Joseph and Mary have been forced to travel at a time when surely they would not have chosen to do so; Mary is heavily pregnant. Nazareth, 3-4 days journey back in Galilee, is where they would have wanted to be with their family and community. But the political decisions of the powerful force the ordinary lowly person into an unwanted journey. Some things do not change.
Matthew gives us a different angle on this real world picture with Herod, King of the Jews, later forcing the new family to flee as refugees into Egypt. They flee terror, violence and persecution finding themselves in a strange land. Some things do not change.
The story of Jesus’ birth is full of wonder, beauty and glory; it has angels singing, shepherds rejoicing and the birth of the Saviour. But it is also full of unwholesome power, degradation and ugliness; the very reasons why the Saviour is needed.
So this true story keeps speaking into our world and day.
It points us to the reality that ultimate power does not actually lie with the superpowers, the rulers and the tyrants. The power is God’s. But God exercises his power in humility. He expresses it in unexpected places, through ordinary people and their lives. Yes God’s presence is everywhere; without it our whole existence would simply fall apart. But his intimate presence is found in an infant lying in a manger in an obscure village, not in a royal palace with the Caesar on the throne. It reminds us that we are more likely to discover God’s intimate presence this Christmas in a displaced persons camp in Lebanon, Calais’ ‘Jungle’ or a night shelter in Darlington than in a Presidential residence or a Hilton Hotel. It tells us that God is actively at work in our world bringing in his just rule, bringing peace on earth, even if the headline news appears to tell us a different tale. It tells us that even in enforced journeys and the harsh lives of refugees God is present and can be found. It reminds us that in welcoming a stranger, as someone in Bethlehem welcomed the heavily pregnant Mary, we might find we are welcoming the Lord himself.

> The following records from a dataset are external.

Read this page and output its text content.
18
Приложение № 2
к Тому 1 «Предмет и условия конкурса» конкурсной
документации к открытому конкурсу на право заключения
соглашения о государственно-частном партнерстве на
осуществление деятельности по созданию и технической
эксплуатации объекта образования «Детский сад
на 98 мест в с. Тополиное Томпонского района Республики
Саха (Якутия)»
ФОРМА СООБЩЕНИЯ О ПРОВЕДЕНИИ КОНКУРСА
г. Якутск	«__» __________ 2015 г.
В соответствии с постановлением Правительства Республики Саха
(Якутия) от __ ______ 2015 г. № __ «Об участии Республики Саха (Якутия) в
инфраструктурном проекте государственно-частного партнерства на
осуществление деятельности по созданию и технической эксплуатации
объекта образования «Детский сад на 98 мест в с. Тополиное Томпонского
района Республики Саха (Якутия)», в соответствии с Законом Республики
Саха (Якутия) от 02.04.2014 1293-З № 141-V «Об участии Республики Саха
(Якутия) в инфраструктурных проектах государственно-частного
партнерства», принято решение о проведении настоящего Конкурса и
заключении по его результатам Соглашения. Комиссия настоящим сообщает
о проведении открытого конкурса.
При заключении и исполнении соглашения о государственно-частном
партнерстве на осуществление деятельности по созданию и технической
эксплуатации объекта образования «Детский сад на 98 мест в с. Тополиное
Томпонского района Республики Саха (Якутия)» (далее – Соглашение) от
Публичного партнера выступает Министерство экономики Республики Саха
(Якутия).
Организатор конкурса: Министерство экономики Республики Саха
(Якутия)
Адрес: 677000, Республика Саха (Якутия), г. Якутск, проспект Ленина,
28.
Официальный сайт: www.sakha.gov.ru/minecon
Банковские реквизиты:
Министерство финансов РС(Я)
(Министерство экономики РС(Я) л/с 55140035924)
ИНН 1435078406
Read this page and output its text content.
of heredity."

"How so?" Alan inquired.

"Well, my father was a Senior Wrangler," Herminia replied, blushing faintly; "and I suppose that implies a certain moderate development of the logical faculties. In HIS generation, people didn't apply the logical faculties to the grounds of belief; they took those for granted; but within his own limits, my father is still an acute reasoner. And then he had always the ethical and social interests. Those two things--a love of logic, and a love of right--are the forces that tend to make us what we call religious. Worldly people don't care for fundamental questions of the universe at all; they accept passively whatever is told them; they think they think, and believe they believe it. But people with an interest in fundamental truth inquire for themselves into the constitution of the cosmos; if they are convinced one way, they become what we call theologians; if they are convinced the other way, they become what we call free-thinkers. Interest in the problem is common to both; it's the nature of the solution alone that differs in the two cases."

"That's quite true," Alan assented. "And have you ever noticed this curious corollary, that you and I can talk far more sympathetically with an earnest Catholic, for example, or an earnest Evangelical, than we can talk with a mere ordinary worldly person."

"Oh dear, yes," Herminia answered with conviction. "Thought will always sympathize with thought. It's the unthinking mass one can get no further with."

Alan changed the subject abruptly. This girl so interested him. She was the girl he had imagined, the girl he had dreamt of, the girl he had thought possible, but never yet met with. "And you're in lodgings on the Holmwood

The shepherds’ part in the story reminds us afresh that God speaks into our world of work. They were simply getting on with their daily job when God met them, and transformed their lives forever. I think we can assume that they remained shepherds for the rest of their lives; but their lives were changed forever by this night and the birth of this child. So easily we can think that we are plain, simple, ordinary working folk. Why should God bother with us? Why would he be interested in our lives? The shepherds’ story tells us that he is bothered and interested. Working life is blessed by the angels song and finding the babe wrapped in swaddling cloths lying in a manger. Joseph himself was a working man, a carpenter. He is the one God chooses and calls to be the human father of his own Son. God blesses the working man and woman. It may not be the first thought that enters our head about the first Christmas day but on reflection it is here. The Saviour comes to the world of work and working people. He reveals himself here. He still does if we have eyes to see.
We live in a wonderful, beautiful world in which great joy and love are found. We live in a sad, ugly world in which great suffering and hatred are found. Both are the realities of life. Jesus’ birth in Bethlehem is into the reality of this world and its life. It is the true story of hardship, difficulty and pain. It is the true story of wonder, great joy and the very deepest love. Jesus’ birth tells us of our God being present and active in a world of stark political realities and power. It tells us of God being with us in refugees, persecution, poverty and work; in all aspects of life. It tells us of his love being so great that He comes as Saviour to bring forgiveness and hope. May we know his saving presence in our homes, our work, our communities and our lives this Christmas and always.